Until this week, I was a member of a Unitarian church. Since 1988 – my entire adult life – this church has been an important source of religious, intellectual, spiritual, and personal growth for me. During the past 29 years, its ministers have guided me through personal and family tragedies, the challenges of parenthood, and the annoyingly frequent questions of my evolving religious life. In this church, I have made some very good friends; some remain and with some, grown apart. I have been among the many proud teachers in its Sunday school to watch our students grow from toddler-hood to thoughtful, active young teens and on into adulthood. I have been a member of many different groups and have attended countless classes – some very enlightening and some simply fun. I have volunteered in different capacities, and from those activities, gained a deeper understanding of and appreciation for the wide variety of beliefs and practices within world religions – many of which are represented in the Unitarian denomination. In short, this church was a primary force in my life and until a few days ago, I could not imagine ever wanting to leave.
But over the years, I noticed one uncomfortable factor which was the basis for my feeling of being slightly on the outside of the congregation. I believe in God. I am neither Christian nor Jew. I am not Buddhist, Hindu, or Muslim. I am not Humanist or Atheist. Simply stated, I am a person who believes in God. I don’t proselytize or advertise this belief but I will answer honestly when asked. And my ‘confession’ has resulted in some very surprising and sometimes judgmental responses. “I thought you were more intelligent than that!” “Belief in God is just magical thinking.” “So why do you come to this church?” “I outgrew God when I was a teenager.” “You mean, the man with the white beard?” “You should go back to school.” “That’s an immature and simplistic belief system.”
Every congregation has some opinionated people. In my personal life, I have strong opinions about some religious beliefs. But a few of those opinionated people feel compelled to set others on the path they believe is ‘the right one’. And in a large congregation such as in the church I just left, many of those individuals apparently feel very free to judge another’s beliefs if they are long-term members of the church.
With time, I became more withdrawn around many congregants at church. I curtailed my social time at coffee hour, and eventually decreased my socializing to just a few people.

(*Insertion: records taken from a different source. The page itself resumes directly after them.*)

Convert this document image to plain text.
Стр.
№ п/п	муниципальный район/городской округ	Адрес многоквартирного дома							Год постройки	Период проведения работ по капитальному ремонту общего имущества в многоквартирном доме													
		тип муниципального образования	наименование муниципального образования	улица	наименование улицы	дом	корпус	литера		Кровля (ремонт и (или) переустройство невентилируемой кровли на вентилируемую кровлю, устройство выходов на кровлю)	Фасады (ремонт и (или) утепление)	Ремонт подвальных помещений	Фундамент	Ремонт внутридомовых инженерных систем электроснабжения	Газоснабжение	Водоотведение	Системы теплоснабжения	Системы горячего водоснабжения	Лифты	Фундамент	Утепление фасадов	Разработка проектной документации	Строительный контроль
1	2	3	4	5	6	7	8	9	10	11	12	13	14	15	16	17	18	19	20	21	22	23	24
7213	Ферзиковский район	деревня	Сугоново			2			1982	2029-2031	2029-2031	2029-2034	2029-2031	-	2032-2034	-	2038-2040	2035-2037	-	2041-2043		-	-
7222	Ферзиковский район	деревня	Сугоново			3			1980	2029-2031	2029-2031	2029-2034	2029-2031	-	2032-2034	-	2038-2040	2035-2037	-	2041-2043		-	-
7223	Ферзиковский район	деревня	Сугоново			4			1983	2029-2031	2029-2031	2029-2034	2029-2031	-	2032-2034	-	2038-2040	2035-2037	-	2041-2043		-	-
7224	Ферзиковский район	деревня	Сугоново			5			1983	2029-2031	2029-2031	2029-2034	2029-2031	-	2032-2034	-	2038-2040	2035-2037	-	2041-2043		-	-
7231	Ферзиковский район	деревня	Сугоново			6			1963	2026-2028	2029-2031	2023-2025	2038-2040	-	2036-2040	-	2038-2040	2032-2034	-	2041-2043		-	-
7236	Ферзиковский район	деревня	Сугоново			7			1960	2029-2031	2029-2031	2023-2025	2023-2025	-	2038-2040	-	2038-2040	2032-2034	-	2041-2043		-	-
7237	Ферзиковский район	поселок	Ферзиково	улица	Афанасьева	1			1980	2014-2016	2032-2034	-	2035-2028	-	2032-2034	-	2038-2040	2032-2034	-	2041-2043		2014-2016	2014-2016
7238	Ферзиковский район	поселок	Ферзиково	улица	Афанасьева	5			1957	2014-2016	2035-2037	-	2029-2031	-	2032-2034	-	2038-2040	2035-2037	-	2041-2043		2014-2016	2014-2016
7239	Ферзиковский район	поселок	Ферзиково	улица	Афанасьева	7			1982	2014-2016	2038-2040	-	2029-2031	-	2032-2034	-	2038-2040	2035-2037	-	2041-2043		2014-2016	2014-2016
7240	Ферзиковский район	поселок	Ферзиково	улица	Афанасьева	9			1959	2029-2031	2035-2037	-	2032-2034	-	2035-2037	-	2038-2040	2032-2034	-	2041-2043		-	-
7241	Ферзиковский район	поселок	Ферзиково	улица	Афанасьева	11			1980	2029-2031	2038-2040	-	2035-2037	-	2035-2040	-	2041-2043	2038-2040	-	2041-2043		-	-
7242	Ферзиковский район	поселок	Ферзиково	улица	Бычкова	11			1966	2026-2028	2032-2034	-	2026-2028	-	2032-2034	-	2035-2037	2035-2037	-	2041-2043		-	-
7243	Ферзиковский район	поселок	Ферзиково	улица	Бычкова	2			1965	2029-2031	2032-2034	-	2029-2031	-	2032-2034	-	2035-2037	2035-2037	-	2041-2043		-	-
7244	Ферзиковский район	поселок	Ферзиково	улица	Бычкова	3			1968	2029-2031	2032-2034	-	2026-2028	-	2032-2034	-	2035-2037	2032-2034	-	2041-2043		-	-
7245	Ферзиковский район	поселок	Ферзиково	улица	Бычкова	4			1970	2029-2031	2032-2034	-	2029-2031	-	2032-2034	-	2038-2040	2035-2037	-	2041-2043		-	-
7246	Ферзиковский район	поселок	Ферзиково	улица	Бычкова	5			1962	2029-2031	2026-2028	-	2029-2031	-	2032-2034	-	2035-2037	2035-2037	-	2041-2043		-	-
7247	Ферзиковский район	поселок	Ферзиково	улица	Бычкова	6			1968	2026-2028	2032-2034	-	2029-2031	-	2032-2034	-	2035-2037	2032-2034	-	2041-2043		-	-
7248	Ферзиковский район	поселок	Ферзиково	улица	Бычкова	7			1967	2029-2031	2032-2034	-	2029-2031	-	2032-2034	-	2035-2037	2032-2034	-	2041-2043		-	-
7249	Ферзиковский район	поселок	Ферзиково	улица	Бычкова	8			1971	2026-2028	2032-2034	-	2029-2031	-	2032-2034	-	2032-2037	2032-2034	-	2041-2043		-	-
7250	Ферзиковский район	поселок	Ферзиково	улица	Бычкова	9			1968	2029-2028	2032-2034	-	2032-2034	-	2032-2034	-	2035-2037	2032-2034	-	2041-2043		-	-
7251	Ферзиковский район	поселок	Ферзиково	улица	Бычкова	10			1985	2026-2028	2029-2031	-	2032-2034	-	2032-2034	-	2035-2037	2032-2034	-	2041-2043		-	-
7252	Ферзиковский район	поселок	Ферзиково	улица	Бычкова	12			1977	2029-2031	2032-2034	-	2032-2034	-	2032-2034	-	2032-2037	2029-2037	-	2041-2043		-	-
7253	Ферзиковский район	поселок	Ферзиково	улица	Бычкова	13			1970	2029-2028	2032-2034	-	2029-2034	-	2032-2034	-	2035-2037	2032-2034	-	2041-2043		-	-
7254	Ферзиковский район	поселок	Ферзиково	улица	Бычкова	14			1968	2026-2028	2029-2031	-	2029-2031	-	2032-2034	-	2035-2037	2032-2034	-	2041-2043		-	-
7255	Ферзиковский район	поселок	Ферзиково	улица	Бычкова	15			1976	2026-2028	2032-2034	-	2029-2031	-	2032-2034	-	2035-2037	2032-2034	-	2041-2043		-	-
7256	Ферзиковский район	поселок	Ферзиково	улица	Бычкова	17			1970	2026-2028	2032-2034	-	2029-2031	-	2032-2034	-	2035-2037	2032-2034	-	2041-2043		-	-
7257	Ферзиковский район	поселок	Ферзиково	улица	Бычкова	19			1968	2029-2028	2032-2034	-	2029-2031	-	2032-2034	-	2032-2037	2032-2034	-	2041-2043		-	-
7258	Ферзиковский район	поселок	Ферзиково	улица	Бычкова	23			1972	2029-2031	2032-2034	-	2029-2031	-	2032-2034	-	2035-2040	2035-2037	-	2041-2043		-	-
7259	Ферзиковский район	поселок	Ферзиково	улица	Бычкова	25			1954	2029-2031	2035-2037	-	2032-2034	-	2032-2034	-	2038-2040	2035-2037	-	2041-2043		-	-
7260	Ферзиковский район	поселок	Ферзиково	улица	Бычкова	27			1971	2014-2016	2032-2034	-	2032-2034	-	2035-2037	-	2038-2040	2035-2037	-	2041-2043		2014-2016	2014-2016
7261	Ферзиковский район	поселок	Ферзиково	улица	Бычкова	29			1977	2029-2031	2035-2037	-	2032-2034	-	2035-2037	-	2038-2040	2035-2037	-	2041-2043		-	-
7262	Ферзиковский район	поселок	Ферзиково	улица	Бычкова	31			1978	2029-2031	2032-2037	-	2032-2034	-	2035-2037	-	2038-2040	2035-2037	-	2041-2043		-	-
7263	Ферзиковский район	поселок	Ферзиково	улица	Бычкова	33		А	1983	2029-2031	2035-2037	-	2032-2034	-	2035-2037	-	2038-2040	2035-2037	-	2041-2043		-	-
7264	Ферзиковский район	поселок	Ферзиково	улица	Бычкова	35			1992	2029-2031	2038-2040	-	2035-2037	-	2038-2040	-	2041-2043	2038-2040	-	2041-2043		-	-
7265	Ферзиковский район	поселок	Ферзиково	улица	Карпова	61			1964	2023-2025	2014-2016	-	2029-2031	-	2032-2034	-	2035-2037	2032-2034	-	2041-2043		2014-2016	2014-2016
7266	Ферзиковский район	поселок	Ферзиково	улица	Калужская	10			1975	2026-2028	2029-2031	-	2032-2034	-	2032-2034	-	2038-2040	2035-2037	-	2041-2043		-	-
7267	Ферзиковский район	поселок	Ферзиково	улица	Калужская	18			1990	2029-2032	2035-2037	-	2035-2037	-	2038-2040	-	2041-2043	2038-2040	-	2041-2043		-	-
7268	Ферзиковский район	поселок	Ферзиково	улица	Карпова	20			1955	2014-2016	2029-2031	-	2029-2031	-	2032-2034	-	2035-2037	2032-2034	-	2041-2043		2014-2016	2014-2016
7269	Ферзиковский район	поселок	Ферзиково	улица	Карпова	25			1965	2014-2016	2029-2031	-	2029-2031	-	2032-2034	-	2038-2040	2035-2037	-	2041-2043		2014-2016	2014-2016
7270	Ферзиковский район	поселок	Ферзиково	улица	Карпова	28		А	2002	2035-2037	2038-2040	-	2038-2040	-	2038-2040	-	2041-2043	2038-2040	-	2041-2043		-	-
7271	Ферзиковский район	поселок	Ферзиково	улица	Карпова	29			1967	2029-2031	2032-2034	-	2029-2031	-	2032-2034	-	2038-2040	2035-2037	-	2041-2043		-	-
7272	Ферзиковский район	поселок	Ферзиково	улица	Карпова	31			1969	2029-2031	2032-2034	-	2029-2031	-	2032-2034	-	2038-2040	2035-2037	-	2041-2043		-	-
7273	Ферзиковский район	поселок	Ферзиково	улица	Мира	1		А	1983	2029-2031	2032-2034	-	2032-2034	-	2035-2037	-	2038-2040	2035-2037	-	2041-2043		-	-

For the past 2 years, I taught Sunday school during the first hour and attended the service and sermon during the second hour. During my free 30 minutes or so between services, I would rush into the social hall, gulp down a cup of coffee and have a snack, then rush into the chapel and wait until the service started, thereby avoiding socializing completely. I wasn’t entirely aware that I had developed this practice until an episode occurred in a group I attended twice a month. This group was created to be a safe, non-judgmental place where topics discussed are based on specific themes which change from month to month. As a group, we covenant with each other to listen without judgement; to avoid arguing, analyzing, or correcting; and to be a safe place for the exchange and examination of thoughts and beliefs. A few years ago, I joined one of these groups and the experience was outstanding. However, it didn’t turn out that way for me this time. During our discussion, a member turned to me in anger and said that what I was saying was “immature and simplistic, like a belief in Santa Claus.” The member continued pointing out the flaws in my thinking until he ran out of steam. I stayed pretty quiet for the rest of the meeting.
On the drive home, for the second time in two years and in two very different situations, I ‘heard’ the word Leave. I don’t understand this phenomenon. I don’t know its origin. But, after 29 years of membership, leaving this church is difficult and painful. I can’t imagine my life in any religion other than Unitarianism; it is an open-minded, thoughtful, and fulfilling religion. But as with any religion, it can become intolerant. And when that happens, when it pushes away those with differing beliefs and prevents sharing of those beliefs, it fails its adherents and leaves them homeless, and it becomes just one more failed belief system.